Elon Musk is fed up with California.

The billionaire entrepreneur said Tuesday he was relocating the headquarters of two of his companies, X Corp. and SpaceX, to Texas from California. The moves, announced days after he endorsed Donald Trump for president, further illustrate how Musk has increasingly aligned himself with conservative stances on social issues.

His disclosures followed the move by California Gov. Gavin Newsom , a Democrat, to sign a new law Monday that aims to prevent schools from informing families if their children identify as gay or transgender.

“This is the final straw,” Musk wrote on X , the social-media platform he owns. He cited the law as well as “many others that preceded it, attacking both families and companies.”

The California law prohibits school districts from requiring employees to disclose information about a student’s sexual orientation or gender identity without the student’s consent. Proponents of the law say it protects children from being forced into being outed and creates a safe place for them in school. Critics say it infringes on the rights of parents to be informed.

“I did make it clear to Governor Newsom about a year ago that laws of this nature would force families and companies to leave California to protect their children,” Musk said.

Newsom, writing on X on Tuesday evening, referred to a post Trump made on social media two years ago. The former president said back then that Musk would have got on his knees and begged him for government subsidies if Trump had asked him to.

“You bent the knee,” Newsom said Tuesday.

The official X account for Newsom’s press office also chimed in .

“The last time Elon Musk ‘moved’ an HQ, Tesla ended up expanding in California—even relocating their Global Engineering & AI headquarters to California because of our diverse, world-leading talent,” the post said.

SpaceX didn’t respond to a request for comment. An X spokesman declined to comment.

Musk on Saturday formally threw his support behind Trump shortly after the former president survived an assassination attempt at a rally in Pennsylvania. The Wall Street Journal on Monday reported that Musk has said he plans to commit around $45 million a month to a new super political-action committee backing Trump’s presidential run, citing people familiar with the matter.

On Tuesday, Musk said his rocket company, SpaceX, would move its headquarters from Hawthorne, Calif., to an area in Texas where SpaceX has been expanding its Starbase manufacturing and launch site, near Brownsville in the southeastern corner of the state.

He said X would move its headquarters from San Francisco to Austin, Texas.

“Have had enough of dodging gangs of violent drug addicts just to get in and out of the building,” he said about X’s current digs in San Francisco.

Texas Gov.
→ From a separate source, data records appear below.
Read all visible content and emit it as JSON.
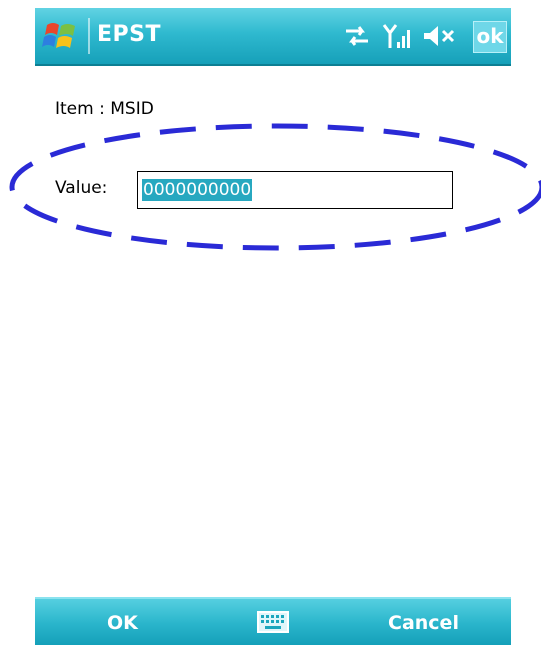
{
  "titlebar": {
    "app_title": "EPST",
    "ok_label": "ok",
    "icons": [
      "windows-start-icon",
      "connectivity-icon",
      "signal-strength-icon",
      "volume-muted-icon"
    ]
  },
  "content": {
    "item_label": "Item : MSID",
    "value_label": "Value:",
    "value_text": "0000000000"
  },
  "softkeys": {
    "left_label": "OK",
    "right_label": "Cancel",
    "center_icon": "keyboard-icon"
  },
  "colors": {
    "bar_accent": "#2fb9cf",
    "selection": "#27a8c0",
    "annotation_oval": "#2a2ad6"
  }
}
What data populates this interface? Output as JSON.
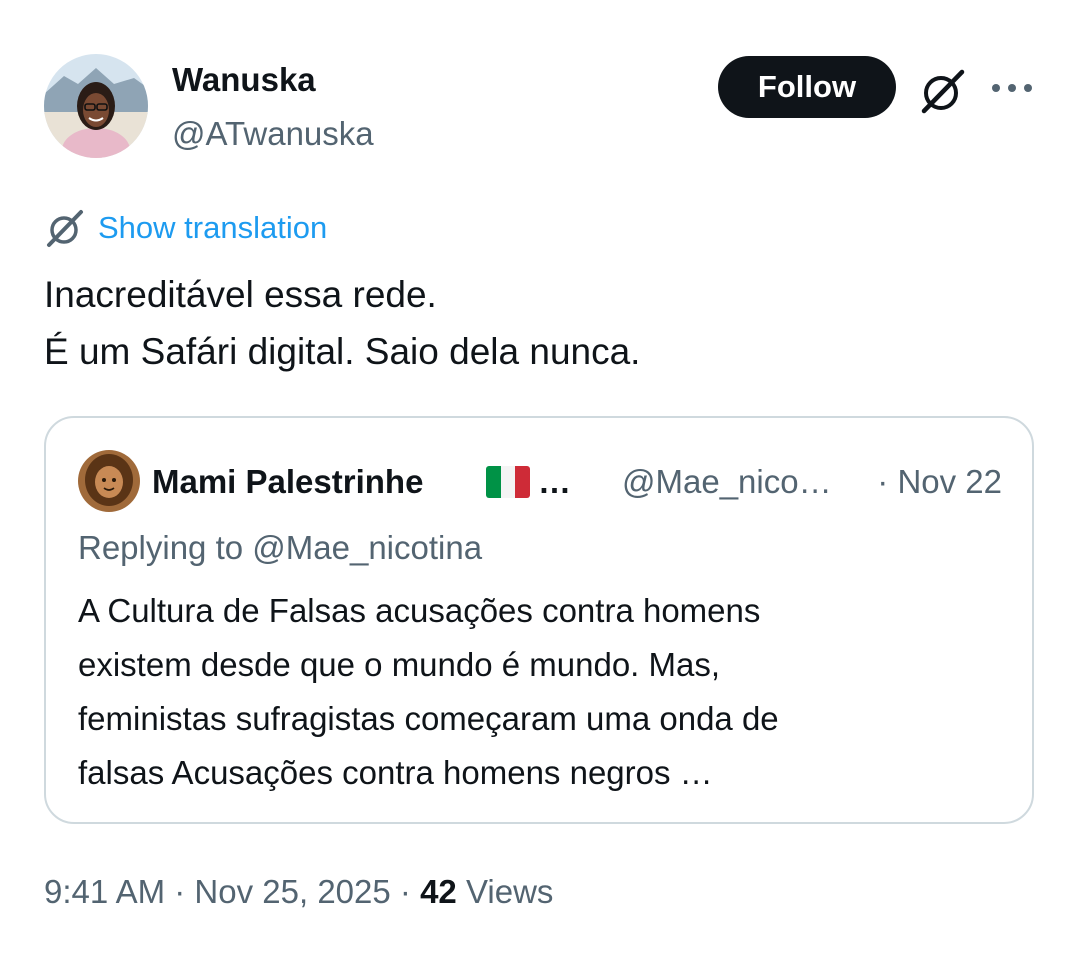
{
  "author": {
    "name": "Wanuska",
    "handle": "@ATwanuska",
    "avatar_icon": "profile-photo"
  },
  "actions": {
    "follow_label": "Follow",
    "grok_icon": "slashed-circle-icon",
    "more_icon": "more-dots-icon"
  },
  "translation": {
    "label": "Show translation",
    "icon": "slashed-circle-icon"
  },
  "tweet": {
    "lines": [
      "Inacreditável essa rede.",
      "É um Safári digital. Saio dela nunca."
    ]
  },
  "quoted_tweet": {
    "name": "Mami Palestrinhe",
    "name_ellipsis": "…",
    "flag": "italian-flag",
    "handle": "@Mae_nico…",
    "date": "· Nov 22",
    "replying_prefix": "Replying to",
    "replying_handle": "@Mae_nicotina",
    "lines": [
      "A Cultura de Falsas acusações contra homens",
      "existem desde que o mundo é mundo. Mas,",
      "feministas sufragistas começaram uma onda de",
      "falsas Acusações contra homens negros …"
    ]
  },
  "meta": {
    "time": "9:41 AM",
    "separator": "·",
    "date": "Nov 25, 2025",
    "views_count": "42",
    "views_label": "Views"
  },
  "colors": {
    "text": "#0f1419",
    "secondary": "#536471",
    "link": "#1d9bf0",
    "border": "#cfd9de",
    "button": "#0f1419",
    "flag_green": "#009246",
    "flag_white": "#ffffff",
    "flag_red": "#ce2b37"
  }
}
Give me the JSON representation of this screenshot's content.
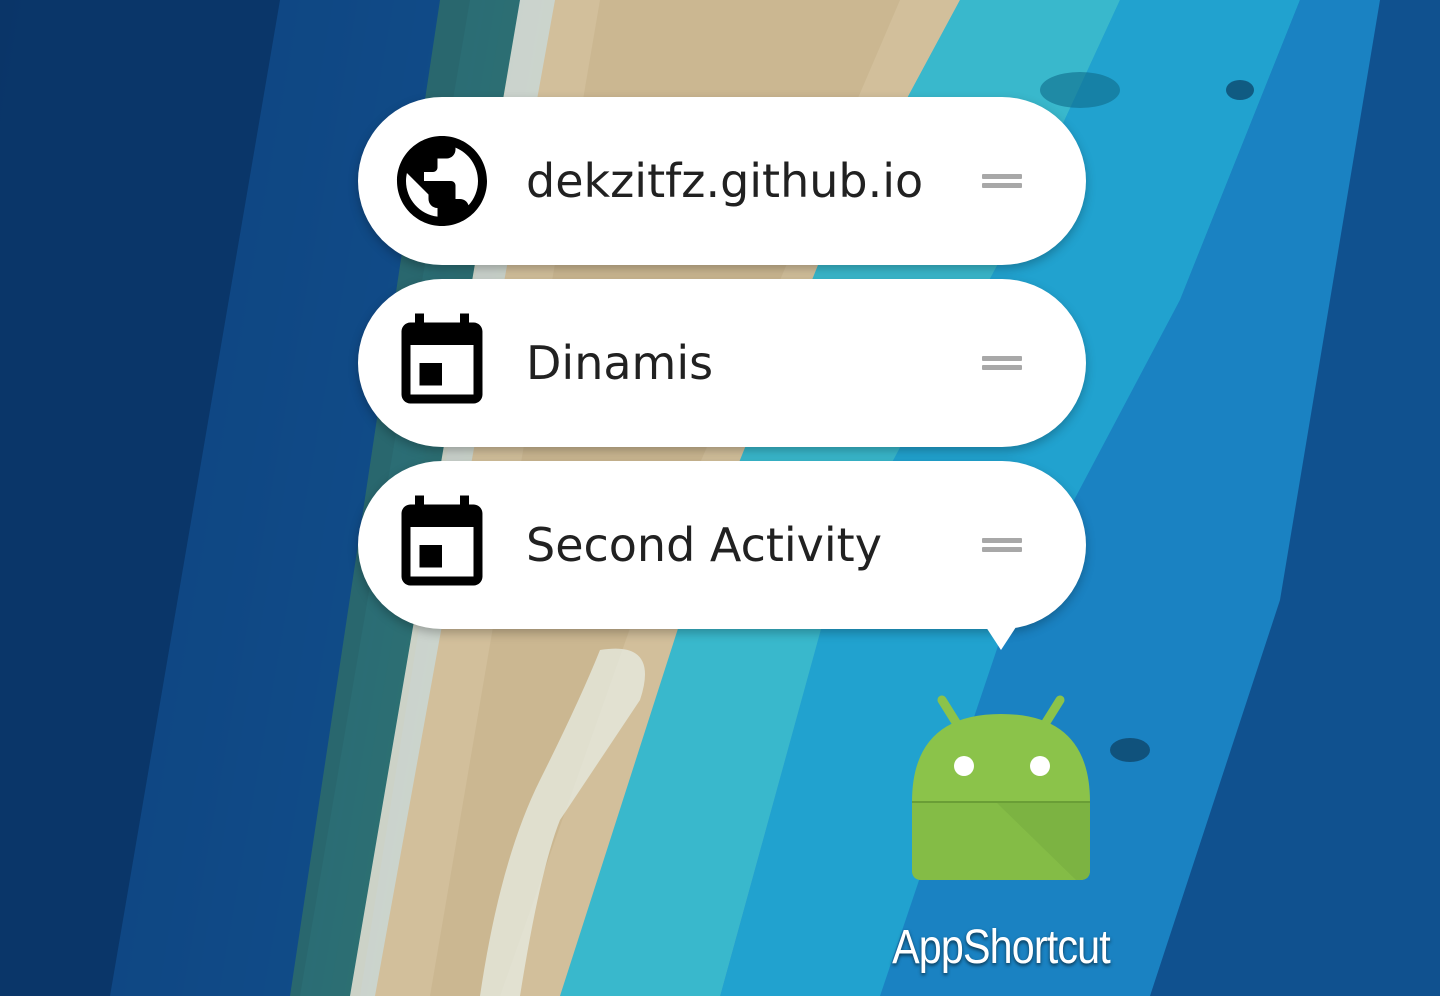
{
  "wallpaper": {
    "description_icon": "satellite-reef-wallpaper"
  },
  "shortcuts": [
    {
      "label": "dekzitfz.github.io",
      "icon": "globe-icon"
    },
    {
      "label": "Dinamis",
      "icon": "calendar-icon"
    },
    {
      "label": "Second Activity",
      "icon": "calendar-icon"
    }
  ],
  "app": {
    "name": "AppShortcut",
    "icon": "android-icon",
    "icon_color": "#8BC34A"
  },
  "colors": {
    "popup_bg": "#FFFFFF",
    "text": "#212121",
    "handle": "#A8A8A8"
  }
}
Greg Abbott, a Republican, reposted one of Musk’s tweets on X and said that the SpaceX move “cements Texas as the leader in space exploration.”

Musk’s social-media company, X, previously known as Twitter, has been based in the Mid-Market neighborhood of San Francisco for more than a decade—long before Musk acquired the company in 2022.
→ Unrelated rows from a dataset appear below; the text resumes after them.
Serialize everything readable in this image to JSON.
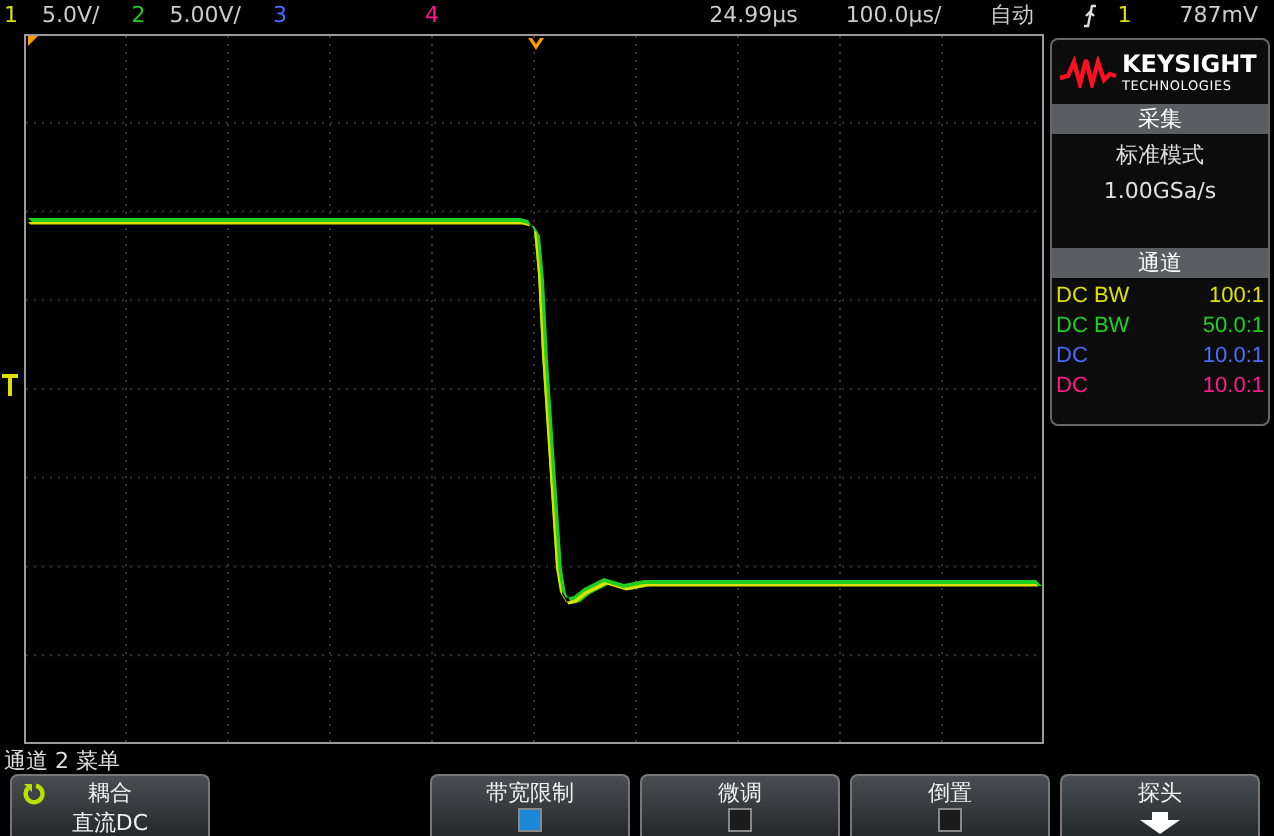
{
  "top_bar": {
    "channels": [
      {
        "number": "1",
        "scale": "5.0V/",
        "color": "#e0e000"
      },
      {
        "number": "2",
        "scale": "5.00V/",
        "color": "#20d020"
      },
      {
        "number": "3",
        "color": "#4a6cff"
      },
      {
        "number": "4",
        "color": "#ff1a8c"
      }
    ],
    "delay": "24.99µs",
    "timebase": "100.0µs/",
    "trigger_mode": "自动",
    "trigger_source": "1",
    "trigger_level": "787mV"
  },
  "sidebar": {
    "logo": {
      "brand": "KEYSIGHT",
      "subtitle": "TECHNOLOGIES"
    },
    "acquisition": {
      "header": "采集",
      "mode": "标准模式",
      "sample_rate": "1.00GSa/s"
    },
    "channels": {
      "header": "通道",
      "rows": [
        {
          "coupling": "DC BW",
          "probe": "100:1",
          "color": "#e0e000"
        },
        {
          "coupling": "DC BW",
          "probe": "50.0:1",
          "color": "#20d020"
        },
        {
          "coupling": "DC",
          "probe": "10.0:1",
          "color": "#4a6cff"
        },
        {
          "coupling": "DC",
          "probe": "10.0:1",
          "color": "#ff1a8c"
        }
      ]
    }
  },
  "menu": {
    "title": "通道 2 菜单",
    "softkeys": [
      {
        "kind": "cycle",
        "label": "耦合",
        "value": "直流DC"
      },
      {
        "kind": "blank"
      },
      {
        "kind": "checkbox",
        "label": "带宽限制",
        "checked": true
      },
      {
        "kind": "checkbox",
        "label": "微调",
        "checked": false
      },
      {
        "kind": "checkbox",
        "label": "倒置",
        "checked": false
      },
      {
        "kind": "submenu",
        "label": "探头"
      }
    ]
  }
}
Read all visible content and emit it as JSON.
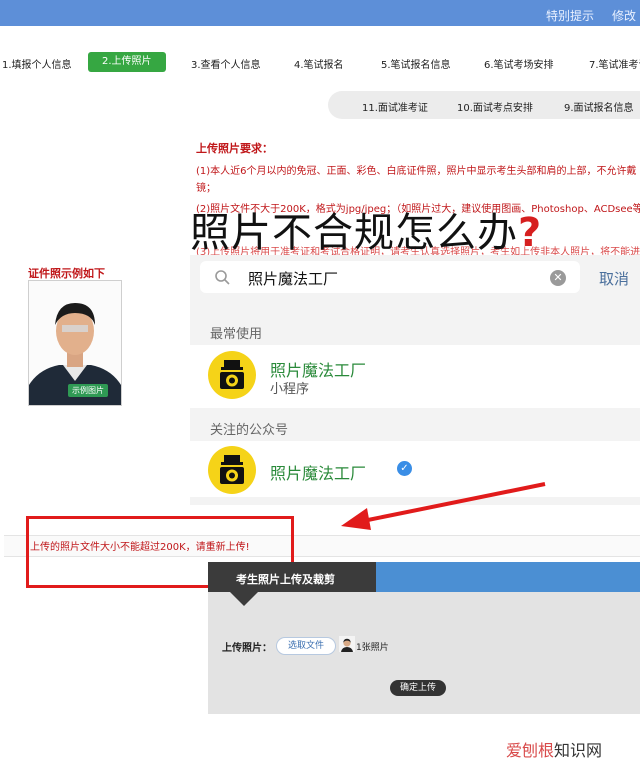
{
  "top_links": [
    "特别提示",
    "修改"
  ],
  "steps": [
    {
      "label": "1.填报个人信息",
      "active": false
    },
    {
      "label": "2.上传照片",
      "active": true
    },
    {
      "label": "3.查看个人信息",
      "active": false
    },
    {
      "label": "4.笔试报名",
      "active": false
    },
    {
      "label": "5.笔试报名信息",
      "active": false
    },
    {
      "label": "6.笔试考场安排",
      "active": false
    },
    {
      "label": "7.笔试准考证",
      "active": false
    }
  ],
  "tabs2": [
    "11.面试准考证",
    "10.面试考点安排",
    "9.面试报名信息"
  ],
  "requirements": {
    "title": "上传照片要求：",
    "line1": "(1)本人近6个月以内的免冠、正面、彩色、白底证件照，照片中显示考生头部和肩的上部，不允许戴",
    "line1_cont": "镜；",
    "line2": "(2)照片文件不大于200K，格式为jpg/jpeg；（如照片过大，建议使用图画、Photoshop、ACDsee等工",
    "line3": "(3)上传照片将用于准考证和考试合格证明，请考生认真选择照片，考生如上传非本人照片，将不能进"
  },
  "overlay": {
    "title": "照片不合规怎么办",
    "qmark": "?"
  },
  "sample": {
    "label": "证件照示例如下",
    "badge": "示例图片"
  },
  "wechat": {
    "search_text": "照片魔法工厂",
    "cancel": "取消",
    "section_frequent": "最常使用",
    "mini_name": "照片魔法工厂",
    "mini_type": "小程序",
    "section_follow": "关注的公众号",
    "official_name": "照片魔法工厂"
  },
  "error": "上传的照片文件大小不能超过200K，请重新上传!",
  "upload": {
    "header": "考生照片上传及裁剪",
    "label": "上传照片：",
    "choose": "选取文件",
    "count": "1张照片",
    "confirm": "确定上传"
  },
  "watermark": {
    "part1": "爱刨根",
    "part2": "知识网"
  },
  "colors": {
    "step_active": "#36a742",
    "error_red": "#c0171a",
    "highlight_red": "#e11b1b",
    "wechat_green": "#2a8a3a",
    "panel_blue": "#4b8fd3"
  }
}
Musk has criticized how San Francisco leaders have responded to problems such as crime. “Many Twitter employees feel unsafe coming to work in downtown SF and have had their car windows smashed,” Musk posted on his platform last year. “They also got such a null response from the police that they rarely even bother reporting crimes anymore, because nothing happens.”

Musk, however, also pledged last year that X would remain in San Francisco. “Many have offered rich incentives for X (fka Twitter) to move its HQ out of San Francisco,” Musk posted on X in July 2023. “Moreover, the city is in a doom spiral with one company after another left or leaving. Therefore, they expect X will move too. We will not.”

X has been expanding in Texas. Earlier this year, the company said it was hiring employees for a team based in Austin to focus on content safety issues.

It wasn’t immediately clear what will happen to X’s headquarters complex in San Francisco. X could keep a presence in the area. That could lead to a setup similar to the one at Musk’s electric-vehicle company, Tesla, which is based in Texas but has an office called its “engineering headquarters” in Palo Alto, Calif.

Before Musk’s announcement Tuesday, X was making plans to sublease excess space that it was no longer using at its headquarters in San Francisco following staff reductions, people familiar with the plans said last week.

As for SpaceX, the rocket company has long had a footprint in Texas, and has been taking steps to increase its presence there. The company has filed paperwork to reincorporate in Texas, from Delaware, where a judge earlier this year ruled against Musk’s pay package at Tesla.

In McGregor, Texas, a city located near Waco, SpaceX tests engines and other hardware. Outside of Austin, it opened a new factory spanning more than 700,000 square feet to produce Starlink user terminals. Along a Gulf of Mexico beach not far from Brownsville, the company has been pouring resources into what it calls Starbase .

Starbase, soon to be SpaceX’s headquarters, sprawls over several parcels of land near tidal flats and parks. The company said in 2023 it directly employed more than 1,800 people at Starbase, making it the largest employer in the area.

The complex, which SpaceX has called the “Gateway to Mars,” includes a launchpad for the company’s Starship rocket, a factory, housing and other facilities tied to the huge vehicle, which SpaceX is still trying to demonstrate can fly as designed.

More activity is expected at Starbase. Earlier this year, the company said it planned to develop a five-story office as an addition to its factory there, according to a filing from the Texas Department of Licensing and Regulation. It recently asked federal aviation officials for permission to launch Starship up to 25 times a year from Starbase, up from the five launches annually it currently has permission to operate.

SpaceX has won support from many members of the communities where it operates in Texas, but has generated pushback and frustration, too. More than a year ago, dozens of residents of Bastrop County took issue with SpaceX’s Starlink factory and expansion plans from Musk’s Boring Co., a tunneling firm.

SpaceX, meanwhile, frequently closes down the beach adjacent to Starbase for Starship operations, and some environmentalists and residents say regulators haven’t done enough to mitigate the effect the operations are having on land and wildlife. The company has said it is proud to be an active part of the community near Starbase, touting its work in the region.

Shifting headquarters to Starbase from Hawthorne, Calif., marks at least a symbolic end of an era for the company. SpaceX, founded by Musk more than two decades ago, grew up in Southern California.

It occupies a large factory complex in Hawthorne, a city just southeast of Los Angeles International Airport, and has a significant workforce there. A towering SpaceX booster sits near one entrance of the building.

After X and SpaceX move, Musk’s brain-chip startup, Neuralink, and his xAI venture will be the only two of his companies still with headquarters in California.